Explaining my dataset: I have a univariate timeseries dataset of energy consumption. Each row of the dataset are half-hourly records of the energy consumption of a consumer. So every 48 lines contain 1 full day of measurements of a single consumer.

So, for example, the first 48 rows (rows 1 to 48) of the dataset contains measurements of Day 1 of Consumer 1. The next 48 rows (rows 49 to 96) contains the measurements of Day 2 of Consumer 1, the following 48 (rows 97 to 144) contains measurements of Day 3 of Consumer 1 and so on… after 534 days the measurements of Consumer 1 ends, and the measurements of Consumer 2 starts at Day 1. The dataset contains around 6000 consumers, and following what has been stated before, it has 6000*48*534 ~= 154 millions of rows.

I need to frame this timeseries as multiclass classification problem. Each sample/row of the supervised dataset will contain 48 columns (1 day of data of a single consumer, hence a consumer will appear more than once in the supervised dataset).

Question: When should i normalize (let's say using MinMax Scaler from Sklearn) my data? Before framing it as supervised learning problem? Or after? And why? Any additional information or a link to a paper so i can back this up would be great!

Best Answer

Normalisation is used in order to make things comparable that in original form are not comparable, such as variables with different measurement units. Your measurements to me seem all comparable as they are, so my first guess is that you don't need to do any normalisation (however I would always make such decisions based on full knowledge of the situation, which obviously I don't have).

There may however be reasons to normalise even in situations with comparable measurements. In a classification task the key question is whether certain systematic differences are informative for the class distinction. For example, the fact that one time series has a larger variance or value range than another may or may not involve information about the class membership. If time series are normalised, such information will be removed. This is a bad thing if the information in fact is useful for classification, but if it isn't, it may dominate more important information, and removing it by normalisation may be a good thing. This may also be the case if different time series have a different average level, and this is not informative for classification, but rather only the pattern of relative changes over time.

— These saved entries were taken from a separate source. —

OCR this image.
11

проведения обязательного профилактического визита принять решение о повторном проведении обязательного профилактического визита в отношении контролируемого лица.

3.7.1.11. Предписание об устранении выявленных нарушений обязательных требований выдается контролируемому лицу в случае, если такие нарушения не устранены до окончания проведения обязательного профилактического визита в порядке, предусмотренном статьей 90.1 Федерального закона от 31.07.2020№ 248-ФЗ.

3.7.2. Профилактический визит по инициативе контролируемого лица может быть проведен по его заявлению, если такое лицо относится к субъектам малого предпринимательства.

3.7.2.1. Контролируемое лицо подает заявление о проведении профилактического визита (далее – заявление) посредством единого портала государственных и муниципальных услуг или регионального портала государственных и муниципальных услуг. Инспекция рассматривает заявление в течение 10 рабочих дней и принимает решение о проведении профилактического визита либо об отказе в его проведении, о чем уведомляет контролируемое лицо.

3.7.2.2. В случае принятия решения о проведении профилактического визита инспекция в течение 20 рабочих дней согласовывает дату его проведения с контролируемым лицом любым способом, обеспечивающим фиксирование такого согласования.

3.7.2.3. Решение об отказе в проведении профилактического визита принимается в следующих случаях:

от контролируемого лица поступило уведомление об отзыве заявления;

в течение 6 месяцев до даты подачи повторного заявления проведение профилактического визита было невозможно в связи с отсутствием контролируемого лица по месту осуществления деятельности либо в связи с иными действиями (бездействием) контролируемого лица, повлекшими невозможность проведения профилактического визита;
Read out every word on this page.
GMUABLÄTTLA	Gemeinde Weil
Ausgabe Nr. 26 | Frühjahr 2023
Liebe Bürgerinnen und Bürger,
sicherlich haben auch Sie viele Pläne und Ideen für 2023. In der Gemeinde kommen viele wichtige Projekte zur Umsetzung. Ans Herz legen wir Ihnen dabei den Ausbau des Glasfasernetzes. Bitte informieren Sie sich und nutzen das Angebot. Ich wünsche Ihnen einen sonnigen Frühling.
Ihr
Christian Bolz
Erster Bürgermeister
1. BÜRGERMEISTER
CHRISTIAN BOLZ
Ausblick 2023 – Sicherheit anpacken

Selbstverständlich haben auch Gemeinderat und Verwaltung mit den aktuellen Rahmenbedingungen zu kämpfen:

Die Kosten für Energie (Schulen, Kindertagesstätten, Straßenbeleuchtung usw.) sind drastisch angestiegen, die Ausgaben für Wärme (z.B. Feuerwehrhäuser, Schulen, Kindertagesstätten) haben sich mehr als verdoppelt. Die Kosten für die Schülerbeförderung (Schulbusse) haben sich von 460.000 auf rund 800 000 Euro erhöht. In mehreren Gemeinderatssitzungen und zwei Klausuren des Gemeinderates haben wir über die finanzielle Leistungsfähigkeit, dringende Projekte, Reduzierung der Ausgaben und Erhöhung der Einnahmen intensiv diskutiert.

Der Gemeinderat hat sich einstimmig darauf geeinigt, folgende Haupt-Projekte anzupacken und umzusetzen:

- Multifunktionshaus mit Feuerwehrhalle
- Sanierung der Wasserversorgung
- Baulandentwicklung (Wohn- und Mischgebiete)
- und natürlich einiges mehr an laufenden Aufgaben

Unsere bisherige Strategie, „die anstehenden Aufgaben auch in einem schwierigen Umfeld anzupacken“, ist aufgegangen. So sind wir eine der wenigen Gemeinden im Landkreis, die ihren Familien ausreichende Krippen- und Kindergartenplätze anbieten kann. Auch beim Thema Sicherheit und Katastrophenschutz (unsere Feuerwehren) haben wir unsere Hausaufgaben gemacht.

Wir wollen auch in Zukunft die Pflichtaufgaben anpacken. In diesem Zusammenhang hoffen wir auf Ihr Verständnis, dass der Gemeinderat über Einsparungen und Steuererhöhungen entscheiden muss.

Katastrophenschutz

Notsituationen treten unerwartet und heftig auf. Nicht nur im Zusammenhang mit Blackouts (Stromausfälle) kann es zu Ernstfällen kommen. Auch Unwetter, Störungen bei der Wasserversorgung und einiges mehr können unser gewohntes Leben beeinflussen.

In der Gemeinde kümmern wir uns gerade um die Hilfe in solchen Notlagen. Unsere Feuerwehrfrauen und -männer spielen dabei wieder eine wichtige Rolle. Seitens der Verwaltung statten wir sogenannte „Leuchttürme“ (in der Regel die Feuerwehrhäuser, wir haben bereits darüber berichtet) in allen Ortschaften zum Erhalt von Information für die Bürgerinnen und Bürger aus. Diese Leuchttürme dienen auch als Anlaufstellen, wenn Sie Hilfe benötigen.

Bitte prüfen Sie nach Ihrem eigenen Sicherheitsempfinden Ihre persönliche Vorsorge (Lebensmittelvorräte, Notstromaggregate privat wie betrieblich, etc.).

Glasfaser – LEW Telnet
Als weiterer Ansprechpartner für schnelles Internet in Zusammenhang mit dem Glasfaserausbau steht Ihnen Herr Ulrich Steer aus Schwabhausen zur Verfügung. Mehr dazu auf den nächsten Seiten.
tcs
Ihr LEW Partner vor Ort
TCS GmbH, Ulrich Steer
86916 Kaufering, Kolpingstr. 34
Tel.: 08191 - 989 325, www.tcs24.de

Note that one can in principle normalise over the time series, but one could also normalise over the time points, which can make sense if there are systematic differences between time points in all series, once more if those differences do not point to information useful for distinguishing the time series. For example once I worked on an application in which larger variance at a certain point in fact meant that what was going on at this point was more important for class discrimination, so it was important not to standardise this information away.

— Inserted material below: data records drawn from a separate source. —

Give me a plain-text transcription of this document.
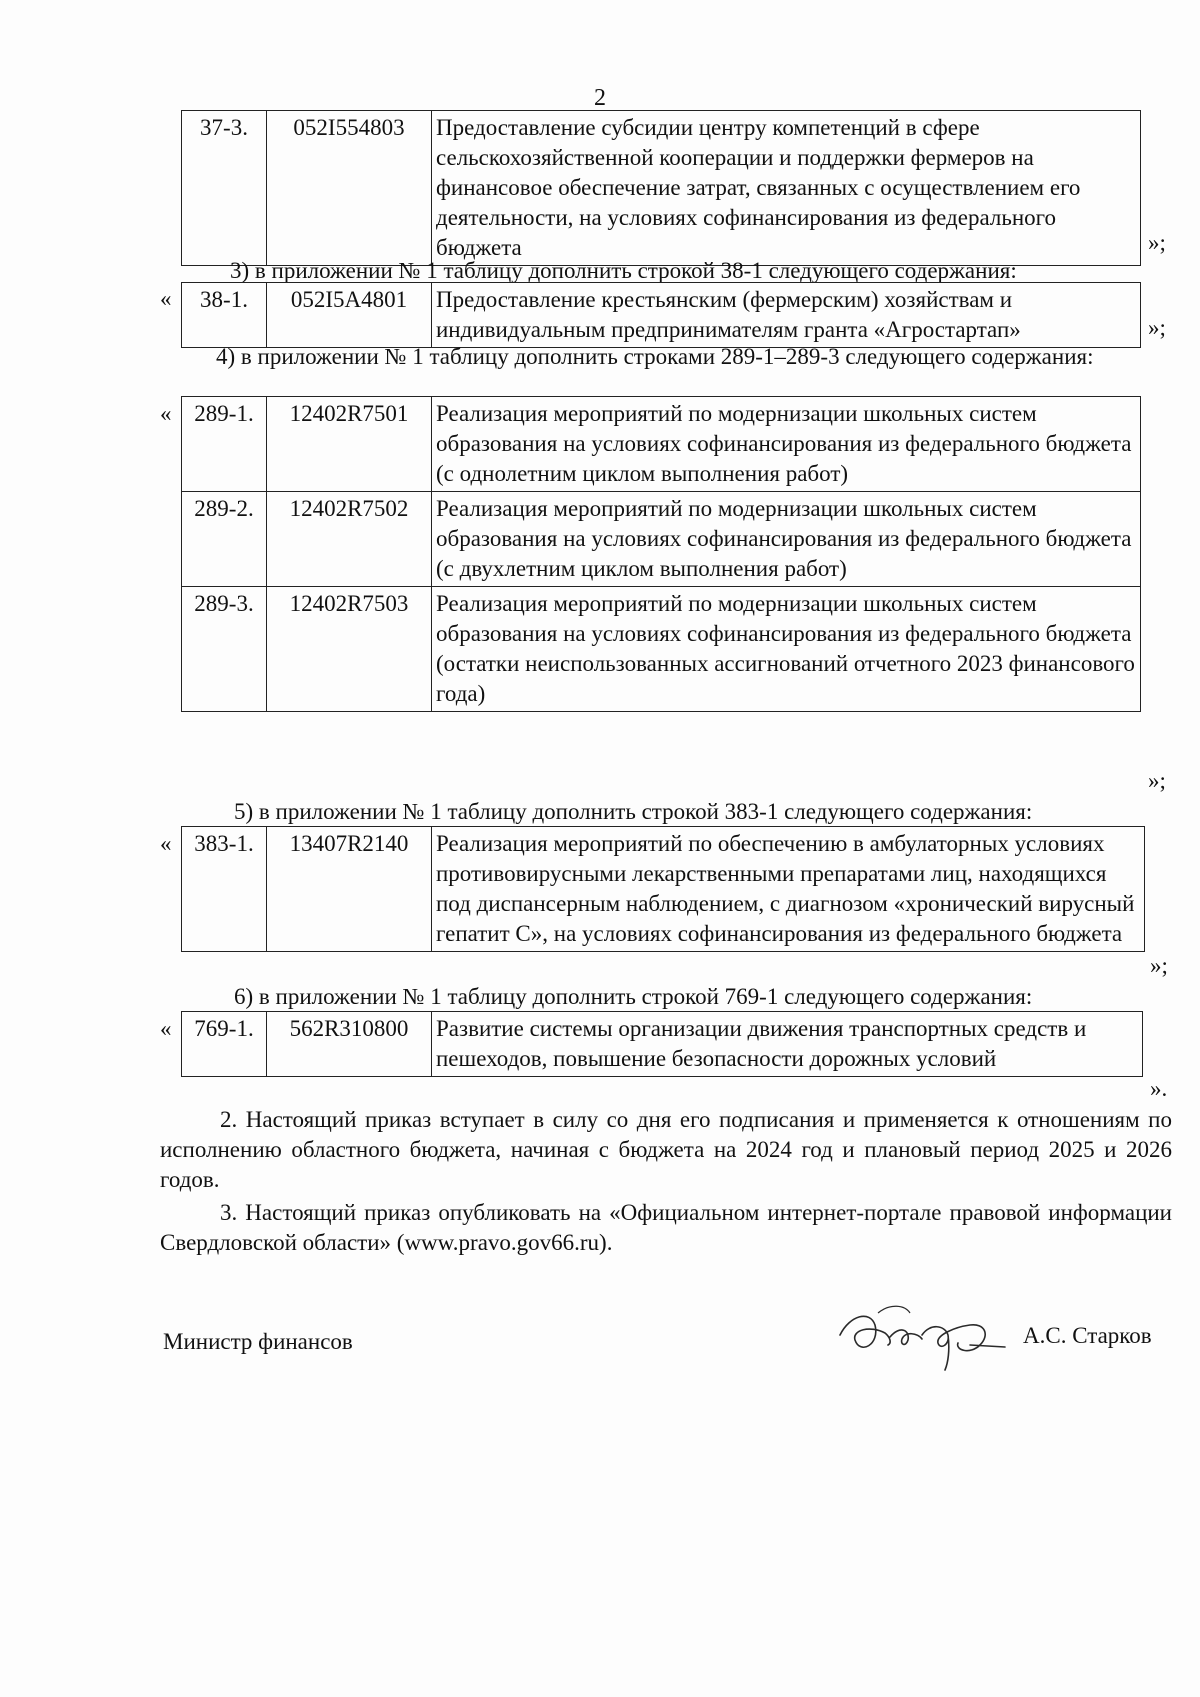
2
37-3.	052I554803	Предоставление субсидии центру компетенций в сфере сельскохозяйственной кооперации и поддержки фермеров на финансовое обеспечение затрат, связанных с осуществлением его деятельности, на условиях софинансирования из федерального бюджета	»;
3) в приложении № 1 таблицу дополнить строкой 38-1 следующего содержания:
« 38-1.	052I5A4801	Предоставление крестьянским (фермерским) хозяйствам и индивидуальным предпринимателям гранта «Агростартап»	»;
4) в приложении № 1 таблицу дополнить строками 289-1–289-3 следующего содержания:
« 289-1.	12402R7501	Реализация мероприятий по модернизации школьных систем образования на условиях софинансирования из федерального бюджета (с однолетним циклом выполнения работ)
289-2.	12402R7502	Реализация мероприятий по модернизации школьных систем образования на условиях софинансирования из федерального бюджета (с двухлетним циклом выполнения работ)
289-3.	12402R7503	Реализация мероприятий по модернизации школьных систем образования на условиях софинансирования из федерального бюджета (остатки неиспользованных ассигнований отчетного 2023 финансового года)
»;
5) в приложении № 1 таблицу дополнить строкой 383-1 следующего содержания:
« 383-1.	13407R2140	Реализация мероприятий по обеспечению в амбулаторных условиях противовирусными лекарственными препаратами лиц, находящихся под диспансерным наблюдением, с диагнозом «хронический вирусный гепатит С», на условиях софинансирования из федерального бюджета
»;
6) в приложении № 1 таблицу дополнить строкой 769-1 следующего содержания:
« 769-1.	562R310800	Развитие системы организации движения транспортных средств и пешеходов, повышение безопасности дорожных условий
».
2. Настоящий приказ вступает в силу со дня его подписания и применяется к отношениям по исполнению областного бюджета, начиная с бюджета на 2024 год и плановый период 2025 и 2026 годов.
3. Настоящий приказ опубликовать на «Официальном интернет-портале правовой информации Свердловской области» (www.pravo.gov66.ru).
Министр финансов	А.С. Старков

Such things could be deduced from subject matter knowledge, or you could find them out comparing different possibilities using cross-validation (but be careful to avoid information leakage by not doing things based on knowledge of the whole data set when leaving out observations - although a rough peek at the data may reveal a reason to normalise of which you may not be aware otherwise), although there is also a danger in comparing too many things based on the data, as then some things may look good by accident. In a good number of situations it doesn't make much of a difference whether you normalise or not, and in such a situation model selection bias from "overcomparison" may be worse than any option you choose without comparison.

So "no normalisation" would still be the first thing I'd try out with unified measurements in a situation like this, unless any subject matter knowledge would suggest normalisation.